Police presence at today's march was more discrete than the week before, when huge contingents of riot police were deployed throughout the capital the night before the march. Yesterday night, by contrast, the capital was calm, with police taking up their positions only this morning.
Still, by breaking up the crowd, the police managed to turn the planned march into a chaotic rally of small groups.
That did not stop 92-year-old human rights advocate Ali Yahia Abdenour, of the Algerian League for the Defence of Human Rights. The frail man cried out: "We want democracy, the sovereignty of the people."
Another demonstrator, 23-year-old Khalifa Lahouazi, a university student from Tizi Ouzou, east of the capital, said he "came here to seek my legitimate rights".
"We're living an insupportable life with this system," he said. "It's the departure of the system, not just Bouteflika, that we want." He was referring to President Abdelaziz Bouteflika.

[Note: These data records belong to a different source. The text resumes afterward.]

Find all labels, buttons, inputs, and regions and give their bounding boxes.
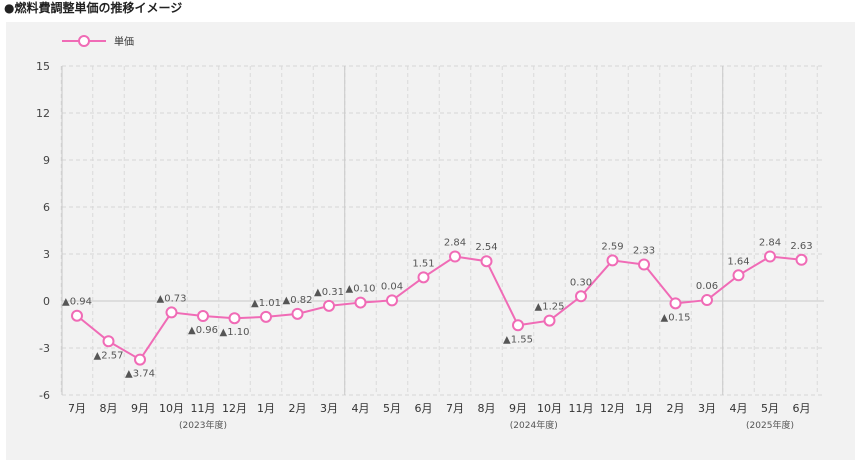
y-tick-label: 15 (36, 60, 50, 73)
x-tick-label: 2月 (289, 402, 307, 415)
data-point (386, 294, 398, 307)
data-label: 2.33 (633, 245, 655, 256)
data-point (512, 319, 524, 332)
y-tick-label: 9 (43, 154, 50, 167)
y-tick-label: 6 (43, 201, 50, 214)
data-label: ▲0.15 (661, 312, 691, 323)
data-point (228, 312, 241, 325)
data-label: ▲1.55 (503, 334, 533, 345)
data-label: 0.30 (570, 277, 592, 288)
x-tick-label: 5月 (761, 402, 779, 415)
x-tick-label: 7月 (446, 402, 464, 415)
x-tick-label: 4月 (730, 402, 748, 415)
data-point (638, 258, 650, 271)
data-label: 0.04 (381, 281, 403, 292)
data-label: ▲0.96 (188, 325, 218, 336)
x-tick-label: 11月 (191, 402, 216, 415)
data-label: 1.64 (727, 256, 749, 267)
x-tick-label: 4月 (352, 402, 370, 415)
data-label: ▲0.10 (346, 284, 376, 295)
x-tick-label: 8月 (100, 402, 118, 415)
y-tick-label: 0 (43, 295, 50, 308)
y-tick-label: -6 (39, 389, 50, 402)
data-point (480, 255, 493, 268)
data-label: ▲1.01 (251, 298, 281, 309)
x-tick-label: 10月 (537, 402, 562, 415)
x-tick-label: 7月 (68, 402, 86, 415)
x-tick-label: 1月 (257, 402, 275, 415)
x-tick-label: 9月 (509, 402, 527, 415)
data-label: 2.84 (444, 238, 466, 249)
data-label: 2.59 (601, 241, 623, 252)
x-tick-label: 12月 (222, 402, 247, 415)
data-point (165, 306, 178, 319)
fiscal-year-label: (2025年度) (746, 419, 794, 431)
data-point (260, 310, 272, 323)
data-label: 2.84 (759, 238, 781, 249)
chart-panel (6, 22, 855, 460)
data-point (197, 310, 209, 323)
data-point (701, 294, 713, 307)
data-label: 2.54 (475, 242, 497, 253)
x-tick-label: 6月 (415, 402, 433, 415)
data-point (669, 297, 682, 310)
data-point (732, 269, 745, 282)
x-tick-label: 5月 (383, 402, 401, 415)
x-tick-label: 10月 (159, 402, 184, 415)
fiscal-year-label: (2024年度) (510, 419, 558, 431)
data-point (543, 314, 556, 327)
x-tick-label: 3月 (320, 402, 338, 415)
x-tick-label: 9月 (131, 402, 149, 415)
data-point (795, 253, 808, 266)
y-tick-label: 12 (36, 107, 50, 120)
data-label: ▲1.10 (220, 327, 250, 338)
x-tick-label: 3月 (698, 402, 716, 415)
x-tick-label: 2月 (667, 402, 685, 415)
y-tick-label: -3 (39, 342, 50, 355)
data-point (71, 309, 83, 322)
data-label: ▲0.73 (157, 293, 187, 304)
legend-marker (78, 35, 90, 47)
data-label: 1.51 (412, 258, 434, 269)
x-tick-label: 1月 (635, 402, 653, 415)
data-point (449, 250, 461, 263)
data-point (417, 271, 430, 284)
data-label: 2.63 (790, 241, 812, 252)
data-point (606, 254, 619, 267)
data-point (764, 250, 776, 263)
legend-label: 単価 (114, 35, 134, 48)
data-point (102, 335, 115, 348)
chart-heading: ●燃料費調整単価の推移イメージ (4, 1, 183, 15)
fiscal-year-label: (2023年度) (179, 419, 227, 431)
data-label: ▲1.25 (535, 302, 565, 313)
x-tick-label: 12月 (600, 402, 625, 415)
data-point (323, 299, 335, 312)
data-label: ▲2.57 (94, 350, 124, 361)
x-tick-label: 8月 (478, 402, 496, 415)
x-tick-label: 6月 (793, 402, 811, 415)
data-point (575, 290, 587, 303)
data-point (134, 353, 146, 366)
data-label: ▲0.82 (283, 295, 313, 306)
data-label: 0.06 (696, 281, 718, 292)
data-label: ▲0.31 (314, 287, 344, 298)
data-label: ▲0.94 (62, 297, 92, 308)
data-point (354, 296, 367, 309)
data-label: ▲3.74 (125, 369, 155, 380)
y-tick-label: 3 (43, 248, 50, 261)
x-tick-label: 11月 (569, 402, 594, 415)
data-point (291, 307, 304, 320)
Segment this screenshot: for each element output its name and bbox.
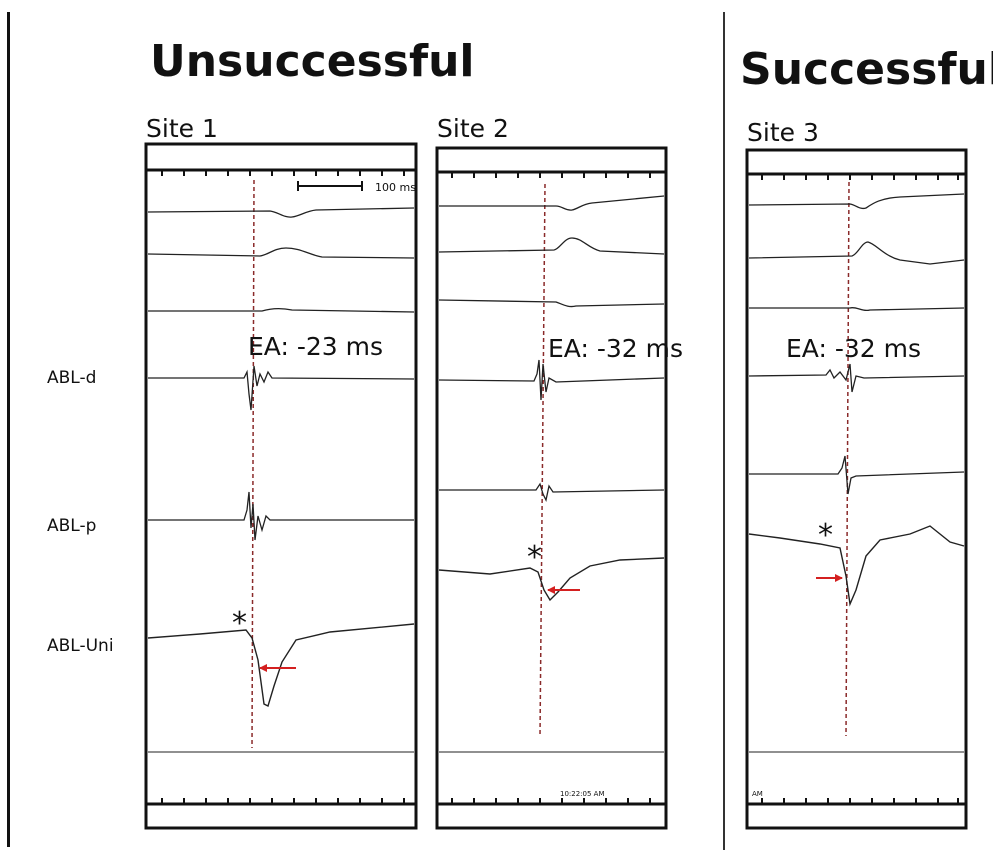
site-2-timestamp: 10:22:05 AM	[560, 790, 605, 798]
site-1-trace-abl-d	[148, 365, 415, 411]
channel-label-abl-d: ABL-d	[47, 368, 97, 388]
site-1-trace-2	[147, 247, 415, 259]
site-1-trace-1	[147, 207, 415, 218]
site-3-frame	[745, 148, 968, 830]
scale-bar	[297, 181, 363, 191]
site-3-bottom-ticks	[761, 798, 959, 804]
site-2-trace-abl-uni	[438, 557, 665, 602]
site-2-reference-line	[539, 183, 546, 737]
site-1-ea-label: EA: -23 ms	[248, 332, 383, 361]
site-2-panel	[435, 146, 668, 830]
site-1-title: Site 1	[146, 114, 218, 143]
left-border-line	[7, 12, 10, 847]
site-3-panel	[745, 148, 968, 830]
site-2-trace-2	[438, 237, 665, 255]
scale-bar-label: 100 ms	[375, 181, 416, 194]
site-3-trace-1	[748, 193, 965, 210]
site-2-title: Site 2	[437, 114, 509, 143]
site-2-asterisk: *	[527, 540, 542, 575]
site-3-trace-2	[748, 241, 965, 265]
site-2-trace-abl-d2	[439, 482, 665, 502]
site-1-trace-3	[148, 307, 415, 313]
channel-label-abl-uni: ABL-Uni	[47, 636, 114, 656]
site-3-top-ticks	[761, 174, 959, 180]
site-1-top-ticks	[161, 170, 405, 176]
channel-label-abl-p: ABL-p	[47, 516, 97, 536]
site-3-trace-abl-d2	[749, 455, 965, 495]
site-3-timestamp: AM	[752, 790, 763, 798]
site-1-bottom-ticks	[161, 798, 405, 804]
unsuccessful-heading: Unsuccessful	[150, 36, 475, 87]
site-1-panel	[144, 142, 418, 830]
site-3-reference-line	[845, 181, 850, 737]
site-3-trace-3	[749, 306, 965, 312]
site-2-trace-1	[439, 195, 665, 211]
site-1-reference-line	[251, 179, 255, 749]
site-1-asterisk: *	[232, 606, 247, 641]
site-1-trace-abl-uni	[147, 623, 415, 707]
site-2-bottom-ticks	[451, 798, 651, 804]
group-separator-line	[723, 12, 725, 850]
site-3-trace-abl-uni	[748, 525, 965, 607]
site-2-frame	[435, 146, 668, 830]
site-3-ea-label: EA: -32 ms	[786, 334, 921, 363]
site-3-asterisk: *	[818, 518, 833, 553]
site-1-frame	[144, 142, 418, 830]
site-2-ea-label: EA: -32 ms	[548, 334, 683, 363]
site-1-trace-abl-p	[148, 491, 414, 541]
site-3-trace-abl-d	[748, 363, 965, 393]
successful-heading: Successful	[740, 44, 993, 95]
site-2-top-ticks	[451, 172, 651, 178]
site-2-trace-3	[438, 299, 665, 308]
site-2-trace-abl-d	[438, 359, 665, 401]
site-3-title: Site 3	[747, 118, 819, 147]
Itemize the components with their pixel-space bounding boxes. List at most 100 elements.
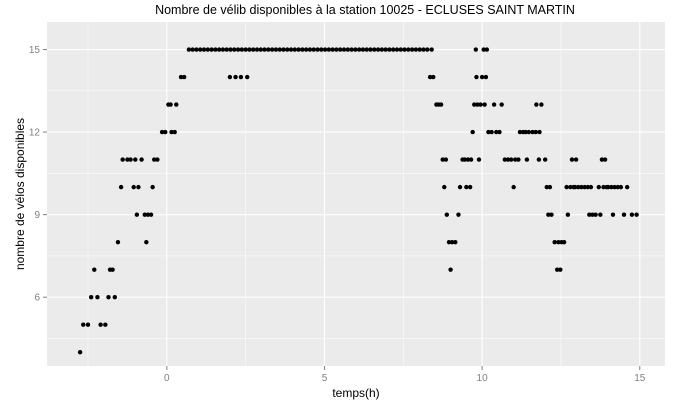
data-point: [497, 129, 502, 135]
data-point: [409, 47, 415, 52]
data-point: [136, 184, 141, 190]
data-point: [311, 47, 316, 52]
data-point: [232, 47, 237, 52]
data-point: [602, 157, 608, 162]
data-point: [239, 47, 245, 52]
tick-labels: 0 5 10 15 6 9 12 15: [29, 45, 646, 384]
data-point: [391, 47, 396, 52]
data-point: [228, 47, 233, 52]
data-point: [476, 157, 482, 162]
data-point: [224, 47, 229, 52]
data-point: [150, 184, 155, 190]
data-point: [599, 157, 605, 162]
data-point: [375, 47, 381, 52]
data-point: [593, 212, 598, 217]
data-point: [163, 129, 168, 135]
data-point: [98, 322, 103, 327]
data-point: [468, 157, 474, 162]
data-point: [443, 157, 449, 162]
data-point: [247, 47, 252, 52]
data-point: [220, 47, 226, 52]
data-point: [364, 47, 369, 52]
data-point: [169, 129, 174, 135]
data-point: [634, 212, 639, 217]
data-point: [360, 47, 366, 52]
data-point: [85, 322, 91, 327]
tick-marks: [43, 49, 641, 370]
data-point: [345, 47, 351, 52]
data-point: [88, 295, 94, 300]
y-tick-label: 9: [34, 210, 40, 221]
data-point: [421, 47, 426, 52]
data-point: [544, 184, 549, 190]
data-point: [526, 129, 531, 135]
data-point: [334, 47, 339, 52]
data-point: [190, 47, 195, 52]
data-point: [554, 267, 560, 272]
data-point: [330, 47, 335, 52]
data-point: [552, 239, 557, 245]
data-point: [387, 47, 392, 52]
data-point: [77, 350, 83, 355]
data-point: [178, 74, 184, 80]
data-point: [372, 47, 377, 52]
data-point: [536, 157, 542, 162]
data-point: [379, 47, 385, 52]
data-point: [573, 157, 579, 162]
data-point: [394, 47, 400, 52]
data-point: [139, 157, 144, 162]
data-point: [303, 47, 309, 52]
data-point: [624, 184, 630, 190]
data-point: [473, 47, 479, 52]
data-point: [402, 47, 407, 52]
data-point: [103, 322, 108, 327]
data-point: [338, 47, 343, 52]
data-point: [134, 212, 140, 217]
data-point: [383, 47, 388, 52]
data-point: [201, 47, 207, 52]
data-point: [285, 47, 290, 52]
data-point: [322, 47, 328, 52]
data-point: [564, 184, 569, 190]
data-point: [513, 157, 518, 162]
data-point: [440, 157, 445, 162]
data-point: [618, 184, 624, 190]
data-point: [356, 47, 362, 52]
data-point: [524, 157, 530, 162]
data-point: [269, 47, 275, 52]
data-point: [144, 239, 149, 245]
data-point: [198, 47, 203, 52]
data-point: [549, 212, 554, 217]
data-point: [448, 267, 453, 272]
data-point: [425, 47, 430, 52]
data-point: [579, 184, 584, 190]
data-point: [588, 184, 594, 190]
data-point: [427, 74, 433, 80]
data-point: [181, 74, 187, 80]
data-point: [470, 129, 475, 135]
data-point: [456, 212, 461, 217]
x-tick-label: 5: [322, 373, 328, 384]
x-tick-label: 10: [477, 373, 489, 384]
data-point: [462, 157, 467, 162]
data-point: [457, 184, 463, 190]
data-point: [106, 295, 111, 300]
data-point: [442, 184, 447, 190]
data-point: [479, 74, 485, 80]
data-point: [307, 47, 313, 52]
data-point: [523, 129, 528, 135]
data-point: [120, 157, 125, 162]
data-point: [398, 47, 403, 52]
data-point: [258, 47, 263, 52]
data-point: [609, 184, 614, 190]
data-point: [235, 47, 241, 52]
data-point: [133, 157, 138, 162]
data-point: [95, 295, 100, 300]
data-point: [587, 212, 592, 217]
x-axis-title: temps(h): [332, 386, 379, 400]
data-point: [606, 184, 611, 190]
data-point: [491, 102, 497, 107]
data-point: [245, 74, 250, 80]
data-point: [266, 47, 271, 52]
data-point: [629, 212, 635, 217]
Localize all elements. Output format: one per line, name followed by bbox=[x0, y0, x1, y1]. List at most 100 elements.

The new march comes amid weeks of strikes and scattered protests in the North African country, which has promised to lift a 19-year state of emergency by the end of the month in a nod to the growing mass of disgruntled citizens.
University students and nurses are among those who have held intermittent strikes, joined by the unemployed. Even the richest region, around the gas fields of Hassi Messaoud, was not spared as around 500 jobless youths protested on Wednesday, the newspaper El Watan reported.
A group of communal guards - citizens armed by the state to fight the two-decades-long Islamist insurgency - joined the protest in front of the governor's office in Medea, around 60 miles south of Algiers to demand a variety of social benefits.
Rising food prices led to five days of riots in Algeria last month that left three people dead.
Bouteflika has promised the lifting of a state of emergency by the end of the month. The measure, put in place to combat a budding insurgency by Islamist extremists, bans large public gatherings.
Prime Minister Ahmed Ouyahia acknowledged Wednesday that Algeria "cannot ignore events taking place in Arab and Islamic countries".